T-34 era un design semplice del serbatoio, che si distingue per l'eccezionale semplicità e manutenibilità. Era molto importante - il serbatoio, che poteva essere prodotto in grandi quantità in fabbriche che usavano manodopera non qualificata e attrezzature abbastanza semplici, perché avevamo anche problemi con le attrezzature. Inoltre, l'esercito aveva bisogno di una macchina che il personale con un livello di allenamento abbastanza basso potesse facilmente padroneggiare. A questo proposito, il T-34 era la macchina perfetta. Un serbatoio è stato prodotto in quantità di massa (più di 50 mila), nella stessa quantità di massa ed è stato perso.

T-34 è considerato il miglior carro armato della Seconda Guerra Mondiale.

"Tigri" era meno - 1381 carri armati. Ma queste macchine (T-34 e "Tiger") sono di classi diverse, non possono essere confrontate. In generale, i carri armati tedeschi erano tecnologicamente molto più difficili, molto più affidabili dei nostri. Ma non potevano produrre in grandi quantità. I tedeschi hanno fatto affidamento sull'eccellenza della qualità.
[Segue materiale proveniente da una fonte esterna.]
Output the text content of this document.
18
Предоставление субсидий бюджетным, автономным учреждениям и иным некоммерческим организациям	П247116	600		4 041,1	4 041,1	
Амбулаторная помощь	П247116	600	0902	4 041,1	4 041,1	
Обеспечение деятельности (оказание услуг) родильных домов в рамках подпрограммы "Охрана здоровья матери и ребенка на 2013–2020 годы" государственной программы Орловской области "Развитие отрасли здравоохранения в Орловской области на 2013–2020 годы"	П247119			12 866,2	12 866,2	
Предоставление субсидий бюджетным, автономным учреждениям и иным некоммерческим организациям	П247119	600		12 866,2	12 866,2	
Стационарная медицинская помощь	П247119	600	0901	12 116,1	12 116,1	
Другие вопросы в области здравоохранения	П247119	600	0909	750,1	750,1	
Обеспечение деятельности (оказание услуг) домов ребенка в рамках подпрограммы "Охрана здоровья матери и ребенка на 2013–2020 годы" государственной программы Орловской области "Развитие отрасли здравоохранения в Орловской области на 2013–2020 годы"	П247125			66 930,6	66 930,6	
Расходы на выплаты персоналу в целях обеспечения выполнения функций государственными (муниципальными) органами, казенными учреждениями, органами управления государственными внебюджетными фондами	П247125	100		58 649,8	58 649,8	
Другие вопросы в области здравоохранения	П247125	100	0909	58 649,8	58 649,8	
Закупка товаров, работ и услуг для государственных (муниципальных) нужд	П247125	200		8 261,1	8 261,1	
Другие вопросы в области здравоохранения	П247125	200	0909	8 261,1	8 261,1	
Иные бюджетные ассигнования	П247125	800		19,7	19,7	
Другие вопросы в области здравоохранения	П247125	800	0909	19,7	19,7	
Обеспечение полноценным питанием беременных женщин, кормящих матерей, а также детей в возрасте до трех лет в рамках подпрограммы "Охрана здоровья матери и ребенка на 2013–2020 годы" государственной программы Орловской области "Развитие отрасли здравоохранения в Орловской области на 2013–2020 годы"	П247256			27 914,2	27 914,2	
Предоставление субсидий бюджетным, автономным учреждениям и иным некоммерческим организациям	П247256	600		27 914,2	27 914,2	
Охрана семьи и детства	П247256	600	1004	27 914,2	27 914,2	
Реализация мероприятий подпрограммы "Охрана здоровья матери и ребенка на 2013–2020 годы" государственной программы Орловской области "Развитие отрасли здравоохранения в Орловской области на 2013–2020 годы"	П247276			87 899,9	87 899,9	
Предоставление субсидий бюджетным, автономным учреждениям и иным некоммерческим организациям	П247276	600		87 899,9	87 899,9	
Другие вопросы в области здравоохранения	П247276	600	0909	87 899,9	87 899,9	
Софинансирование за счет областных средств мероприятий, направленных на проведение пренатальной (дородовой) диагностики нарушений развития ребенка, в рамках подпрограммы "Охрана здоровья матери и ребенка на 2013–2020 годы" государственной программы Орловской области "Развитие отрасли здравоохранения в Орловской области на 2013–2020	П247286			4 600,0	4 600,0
Ma gli americani sono stati in grado di creare una macchina tecnologicamente più complessa e più affidabile del T-34, e allo stesso tempo produrla in grandi quantità. Ma qui dobbiamo tenere a mente una cosa: gli Stati Uniti hanno creato lo "Sherman" in realtà durante la guerra, cioè da un foglio bianco, come si suol dire. E anche se l'auto si è rivelata alta e, come ha scritto l'eroe dell'Unione Sovietica Dmitrij Fedorovich Loza, potrebbe essere crollata sul ghiaccio, ma per tutto ciò è stata incredibilmente affidabile.

Guarda il video: Come la Germania poteva vincere la II guerra mondiale (Dicembre 2019).